Peter Vieth//September 22, 2015//
Rejecting the touchstone Vienna Metro attorney fee matrix widely used in Northern Virginia fee-shifting cases, U.S. District Judge T.S. Ellis III cut a fee request by one third for what he described as a “straightforward lease dispute.”
The decision came in Route Triple Seven LP v. Total Hockey Inc. (VLW 015-3-448). The case was in Alexandria federal court.
The dispute arose from a lease for a store selling hockey and lacrosse equipment at a Loudoun County shopping center. The property was owned by eight partners, including the three name partners at the Reston law firm of Odin, Feldman & Pittleman PC.
Under terms of a lease agreement drafted by the landlord, the store property was to be ready for move-in by June 1, 2013.
When the property was still not ready on that date, the tenant hockey store faced two or three options under the lease. One option appeared to allow the store to open after Sept. 1 of that year and avoid having to pay minimum rent for five months.
When the store took advantage of that option, the landlord company sued, asking a judge to declare that Total Hockey was in material breach of the lease and that allowing the store to skip minimum rent for almost half a year would produce an “unjust and inequitable penalty,” in the words of the judge.
None of the purported breaches of the lease was material, Ellis ruled last year. Each was cured by Total Hockey and the landlord accepted each cure without attempting to terminate the lease. The judge granted summary judgment for the store on all of the landlord’s claims.
The 4th U.S. Circuit Court of Appeals affirmed the ruling without analysis.
Fees teed up
That left Ellis to decide the fee petition from Total Hockey. A lease clause provided for payment of “a reasonable sum” to the “substantially prevailing party” for attorneys’ fees and court costs.
Ellis first rejected the landlord’s defense that Total Hockey had not specifically demanded attorney’s fees in its pleadings. The required plea for such “special damages” under Rule 9(g) of the Federal Rules of Civil Procedure does not apply when attorneys’ fees are sought as a recoverable cost pursuant to a contract, Ellis ruled.
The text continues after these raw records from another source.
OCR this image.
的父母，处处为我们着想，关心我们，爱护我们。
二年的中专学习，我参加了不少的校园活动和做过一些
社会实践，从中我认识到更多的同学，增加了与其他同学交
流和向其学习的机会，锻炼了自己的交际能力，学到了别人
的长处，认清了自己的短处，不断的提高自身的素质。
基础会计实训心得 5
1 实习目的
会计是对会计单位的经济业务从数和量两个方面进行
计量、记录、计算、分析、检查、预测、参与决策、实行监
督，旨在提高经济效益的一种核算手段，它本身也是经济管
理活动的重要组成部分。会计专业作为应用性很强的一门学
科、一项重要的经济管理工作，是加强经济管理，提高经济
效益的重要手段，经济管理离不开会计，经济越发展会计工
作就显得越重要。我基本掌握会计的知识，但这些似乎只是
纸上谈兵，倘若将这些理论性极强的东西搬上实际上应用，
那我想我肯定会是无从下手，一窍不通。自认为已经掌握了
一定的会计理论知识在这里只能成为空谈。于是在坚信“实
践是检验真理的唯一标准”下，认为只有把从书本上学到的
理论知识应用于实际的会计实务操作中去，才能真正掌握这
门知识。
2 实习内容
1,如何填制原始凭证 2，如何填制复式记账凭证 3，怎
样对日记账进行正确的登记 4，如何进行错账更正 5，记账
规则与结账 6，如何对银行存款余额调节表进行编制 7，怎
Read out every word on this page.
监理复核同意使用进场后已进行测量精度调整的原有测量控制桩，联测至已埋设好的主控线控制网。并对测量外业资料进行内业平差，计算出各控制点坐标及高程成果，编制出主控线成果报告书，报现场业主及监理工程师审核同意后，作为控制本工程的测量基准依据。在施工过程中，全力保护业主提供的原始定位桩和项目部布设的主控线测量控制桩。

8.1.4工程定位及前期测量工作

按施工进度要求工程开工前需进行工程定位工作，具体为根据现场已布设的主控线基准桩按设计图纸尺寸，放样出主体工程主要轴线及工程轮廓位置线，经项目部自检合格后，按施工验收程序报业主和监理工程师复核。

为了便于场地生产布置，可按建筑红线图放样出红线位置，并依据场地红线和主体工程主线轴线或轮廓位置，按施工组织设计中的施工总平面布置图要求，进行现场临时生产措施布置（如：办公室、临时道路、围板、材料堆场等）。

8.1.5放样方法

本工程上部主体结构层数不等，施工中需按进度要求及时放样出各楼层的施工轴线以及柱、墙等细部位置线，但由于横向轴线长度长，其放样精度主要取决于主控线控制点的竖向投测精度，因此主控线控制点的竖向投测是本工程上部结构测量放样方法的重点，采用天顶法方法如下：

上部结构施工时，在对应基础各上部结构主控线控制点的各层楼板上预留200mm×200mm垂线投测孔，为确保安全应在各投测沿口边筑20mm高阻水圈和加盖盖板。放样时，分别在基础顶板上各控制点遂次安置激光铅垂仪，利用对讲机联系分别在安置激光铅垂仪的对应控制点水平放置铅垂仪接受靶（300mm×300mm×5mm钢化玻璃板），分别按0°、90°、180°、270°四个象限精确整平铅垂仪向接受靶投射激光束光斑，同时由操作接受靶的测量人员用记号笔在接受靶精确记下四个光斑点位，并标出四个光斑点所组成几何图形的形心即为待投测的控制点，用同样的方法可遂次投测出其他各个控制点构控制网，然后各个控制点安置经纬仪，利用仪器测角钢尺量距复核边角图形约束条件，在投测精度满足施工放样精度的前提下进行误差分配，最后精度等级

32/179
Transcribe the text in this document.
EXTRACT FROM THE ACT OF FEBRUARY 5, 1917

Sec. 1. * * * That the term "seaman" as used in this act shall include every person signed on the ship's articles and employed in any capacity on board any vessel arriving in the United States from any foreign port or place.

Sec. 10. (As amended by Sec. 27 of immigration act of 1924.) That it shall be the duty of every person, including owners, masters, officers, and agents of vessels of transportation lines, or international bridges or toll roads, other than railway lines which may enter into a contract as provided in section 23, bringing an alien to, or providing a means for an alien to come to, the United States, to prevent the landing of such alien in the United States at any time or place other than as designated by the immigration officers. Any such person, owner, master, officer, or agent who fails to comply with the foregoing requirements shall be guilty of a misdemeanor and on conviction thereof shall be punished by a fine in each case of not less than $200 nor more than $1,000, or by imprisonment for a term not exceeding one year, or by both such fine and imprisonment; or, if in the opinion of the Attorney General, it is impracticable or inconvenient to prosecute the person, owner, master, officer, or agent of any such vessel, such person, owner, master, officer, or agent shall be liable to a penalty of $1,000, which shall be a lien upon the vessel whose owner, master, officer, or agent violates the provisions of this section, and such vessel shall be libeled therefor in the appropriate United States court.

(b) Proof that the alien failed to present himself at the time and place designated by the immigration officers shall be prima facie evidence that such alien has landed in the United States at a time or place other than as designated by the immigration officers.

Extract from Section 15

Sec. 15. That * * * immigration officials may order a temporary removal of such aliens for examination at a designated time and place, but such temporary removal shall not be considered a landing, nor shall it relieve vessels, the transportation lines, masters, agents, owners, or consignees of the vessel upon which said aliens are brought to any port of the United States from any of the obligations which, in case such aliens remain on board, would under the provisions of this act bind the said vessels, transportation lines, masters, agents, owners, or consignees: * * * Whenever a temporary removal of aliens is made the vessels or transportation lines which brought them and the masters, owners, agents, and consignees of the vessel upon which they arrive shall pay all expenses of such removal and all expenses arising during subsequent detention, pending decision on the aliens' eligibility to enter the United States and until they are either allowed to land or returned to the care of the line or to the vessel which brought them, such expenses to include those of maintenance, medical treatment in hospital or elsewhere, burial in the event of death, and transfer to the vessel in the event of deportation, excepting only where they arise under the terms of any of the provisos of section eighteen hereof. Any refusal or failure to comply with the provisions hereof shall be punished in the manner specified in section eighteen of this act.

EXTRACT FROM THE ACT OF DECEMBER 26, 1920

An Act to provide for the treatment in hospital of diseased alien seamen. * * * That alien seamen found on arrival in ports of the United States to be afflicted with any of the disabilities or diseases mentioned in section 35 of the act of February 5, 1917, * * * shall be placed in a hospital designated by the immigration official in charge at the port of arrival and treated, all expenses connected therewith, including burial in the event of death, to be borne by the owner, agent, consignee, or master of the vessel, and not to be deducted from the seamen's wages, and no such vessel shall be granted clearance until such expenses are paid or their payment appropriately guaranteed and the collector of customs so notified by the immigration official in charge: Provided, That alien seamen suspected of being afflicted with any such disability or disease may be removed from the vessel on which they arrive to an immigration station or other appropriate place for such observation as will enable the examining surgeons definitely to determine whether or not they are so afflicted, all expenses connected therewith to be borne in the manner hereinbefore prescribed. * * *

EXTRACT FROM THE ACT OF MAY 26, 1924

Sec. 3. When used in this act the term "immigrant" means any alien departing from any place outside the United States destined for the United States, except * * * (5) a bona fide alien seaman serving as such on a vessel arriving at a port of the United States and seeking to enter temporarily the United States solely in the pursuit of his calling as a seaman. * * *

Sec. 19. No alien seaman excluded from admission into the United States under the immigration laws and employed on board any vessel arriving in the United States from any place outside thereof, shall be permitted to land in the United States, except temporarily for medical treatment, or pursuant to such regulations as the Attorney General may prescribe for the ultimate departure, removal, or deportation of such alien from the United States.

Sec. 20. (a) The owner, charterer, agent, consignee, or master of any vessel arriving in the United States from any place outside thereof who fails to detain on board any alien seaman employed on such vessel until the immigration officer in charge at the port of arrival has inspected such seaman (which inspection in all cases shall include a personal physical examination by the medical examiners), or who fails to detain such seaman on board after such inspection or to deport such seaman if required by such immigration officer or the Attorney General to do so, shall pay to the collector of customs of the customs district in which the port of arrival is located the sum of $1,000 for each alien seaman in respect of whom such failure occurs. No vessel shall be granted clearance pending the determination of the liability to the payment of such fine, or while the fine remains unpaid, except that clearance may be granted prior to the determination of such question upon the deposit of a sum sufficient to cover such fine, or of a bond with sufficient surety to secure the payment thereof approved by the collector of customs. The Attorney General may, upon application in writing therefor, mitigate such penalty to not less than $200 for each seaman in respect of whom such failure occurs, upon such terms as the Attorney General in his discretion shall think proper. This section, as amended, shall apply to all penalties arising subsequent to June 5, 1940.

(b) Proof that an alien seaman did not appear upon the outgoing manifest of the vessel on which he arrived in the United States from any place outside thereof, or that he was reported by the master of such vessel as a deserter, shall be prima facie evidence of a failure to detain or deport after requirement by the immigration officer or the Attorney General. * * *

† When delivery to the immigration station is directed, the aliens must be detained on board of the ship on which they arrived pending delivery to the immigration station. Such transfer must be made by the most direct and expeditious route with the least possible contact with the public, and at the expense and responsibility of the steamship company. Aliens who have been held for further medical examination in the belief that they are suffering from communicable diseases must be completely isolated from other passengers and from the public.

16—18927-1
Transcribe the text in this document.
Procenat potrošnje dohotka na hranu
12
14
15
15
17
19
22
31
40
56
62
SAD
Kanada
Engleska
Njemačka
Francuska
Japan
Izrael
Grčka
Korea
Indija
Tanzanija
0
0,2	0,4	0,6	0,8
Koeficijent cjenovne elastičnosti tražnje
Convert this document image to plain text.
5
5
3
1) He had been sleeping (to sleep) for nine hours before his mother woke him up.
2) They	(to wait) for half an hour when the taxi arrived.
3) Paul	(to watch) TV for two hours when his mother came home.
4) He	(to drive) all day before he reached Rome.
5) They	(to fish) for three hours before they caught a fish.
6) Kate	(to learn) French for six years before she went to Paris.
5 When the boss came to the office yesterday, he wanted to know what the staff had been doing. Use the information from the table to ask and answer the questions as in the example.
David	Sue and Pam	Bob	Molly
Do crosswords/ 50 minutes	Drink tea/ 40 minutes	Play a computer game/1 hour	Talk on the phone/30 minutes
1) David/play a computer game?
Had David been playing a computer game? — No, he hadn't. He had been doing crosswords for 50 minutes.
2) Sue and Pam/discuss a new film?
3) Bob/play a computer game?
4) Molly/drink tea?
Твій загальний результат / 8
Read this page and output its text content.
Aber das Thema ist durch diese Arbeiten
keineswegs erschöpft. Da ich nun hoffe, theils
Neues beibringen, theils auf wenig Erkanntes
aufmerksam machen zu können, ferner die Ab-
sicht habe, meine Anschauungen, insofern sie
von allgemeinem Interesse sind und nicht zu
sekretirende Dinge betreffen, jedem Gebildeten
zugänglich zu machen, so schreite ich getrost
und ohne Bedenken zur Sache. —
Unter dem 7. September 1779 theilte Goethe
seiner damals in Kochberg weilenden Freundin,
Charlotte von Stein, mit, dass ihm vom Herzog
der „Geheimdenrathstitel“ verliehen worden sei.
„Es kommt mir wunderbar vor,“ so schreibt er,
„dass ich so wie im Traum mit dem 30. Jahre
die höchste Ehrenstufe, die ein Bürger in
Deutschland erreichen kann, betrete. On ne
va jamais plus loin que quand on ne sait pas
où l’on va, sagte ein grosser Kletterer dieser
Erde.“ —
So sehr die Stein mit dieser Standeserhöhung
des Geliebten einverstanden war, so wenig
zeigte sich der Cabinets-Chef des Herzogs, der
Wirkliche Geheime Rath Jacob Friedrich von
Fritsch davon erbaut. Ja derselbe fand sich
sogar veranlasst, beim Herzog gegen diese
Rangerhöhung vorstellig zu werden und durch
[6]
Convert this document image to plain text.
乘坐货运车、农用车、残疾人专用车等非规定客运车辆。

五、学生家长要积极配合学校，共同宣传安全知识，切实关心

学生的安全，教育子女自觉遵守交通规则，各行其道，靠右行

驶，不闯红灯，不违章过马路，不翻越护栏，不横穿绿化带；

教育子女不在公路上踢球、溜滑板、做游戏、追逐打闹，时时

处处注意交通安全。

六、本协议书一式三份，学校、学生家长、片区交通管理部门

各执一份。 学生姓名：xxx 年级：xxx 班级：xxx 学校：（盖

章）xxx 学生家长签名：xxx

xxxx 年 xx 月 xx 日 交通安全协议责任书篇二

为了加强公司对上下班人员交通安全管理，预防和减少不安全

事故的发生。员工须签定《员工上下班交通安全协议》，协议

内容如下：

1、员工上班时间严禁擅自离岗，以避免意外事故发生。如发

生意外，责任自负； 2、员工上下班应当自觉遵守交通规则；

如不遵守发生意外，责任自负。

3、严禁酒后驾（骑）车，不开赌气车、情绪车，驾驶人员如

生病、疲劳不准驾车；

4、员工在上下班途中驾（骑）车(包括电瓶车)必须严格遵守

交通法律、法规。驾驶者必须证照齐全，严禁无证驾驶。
“[N]otice by way of pleading is unnecessary because, as here, the contract itself provides notice,” Ellis reasoned.
Ellis readily agreed with Total Hockey that it had substantially prevailed in the case. The store won summary judgment on all three of the landlord’s breach of contract claims and also on the argument that the rent gap violated Virginia public policy.
Total Hockey’s only defeat was dismissal of its counterclaim on a minor issue.
Awarding fees “comports with the common sense intuition that a substantially prevailing party need not be a completely prevailing party,” Ellis wrote.
“Indeed, to say the defendant did not substantially prevail in this dispute is to deny that the San Francisco Giants won the 2014 World Series because they won only four of the seven games,” Ellis said.
Turning to the amount at stake, Ellis ruled Total Hockey’s claimed fees were not reasonable.
“Some hourly rates are excessive in the circumstances and the descriptions of many tasks are deficient, as many time entries lump multiple tasks together and contain vague task descriptions,” Ellis said.
Total Hockey asked for $224,428 in attorney’s fees. Ellis cut the amount to $150,527.35.
The glove doesn’t fit
Total Hockey submitted an affidavit from Craig C. Reilly. The Alexandria attorney is often called as a Northern Virginia fee expert.
He said the requested fees were within the “Vienna Metro Matrix” that sets a range of reasonable hourly rates based on an attorney’s experience level.
“To begin with, the Vienna Metro Matrix, which comes from a district court opinion, is not binding here,” Ellis wrote.
Moreover, the Vienna Metro case involved complex commercial real estate litigation, not a “straightforward lease dispute,” the judge said.
Ellis said he relied in part on his own “long and extensive experience in this district.”
“Many capable and experienced attorneys and paralegals litigate breach of contract cases like this case at rates lower than the rates submitted….,” Ellis said.
“At bottom, the Vienna Metro Matrix is a glove that does not fit here,” the judge wrote. The case did not present complex or novel legal issues or require extensive fact finding. The case “was more akin to a garden-variety commercial dispute over a lease for a single store.”
Ellis said he saw no reason to honor fees higher than $420 an hour for partners, $275 for experienced associates and $200 for inexperienced associates.
“These reduced rates comport with rates determined in recent fee petitions adjudicated in this district,” the judge wrote. He also knocked off 15 percent for lumped entries and vague task descriptions.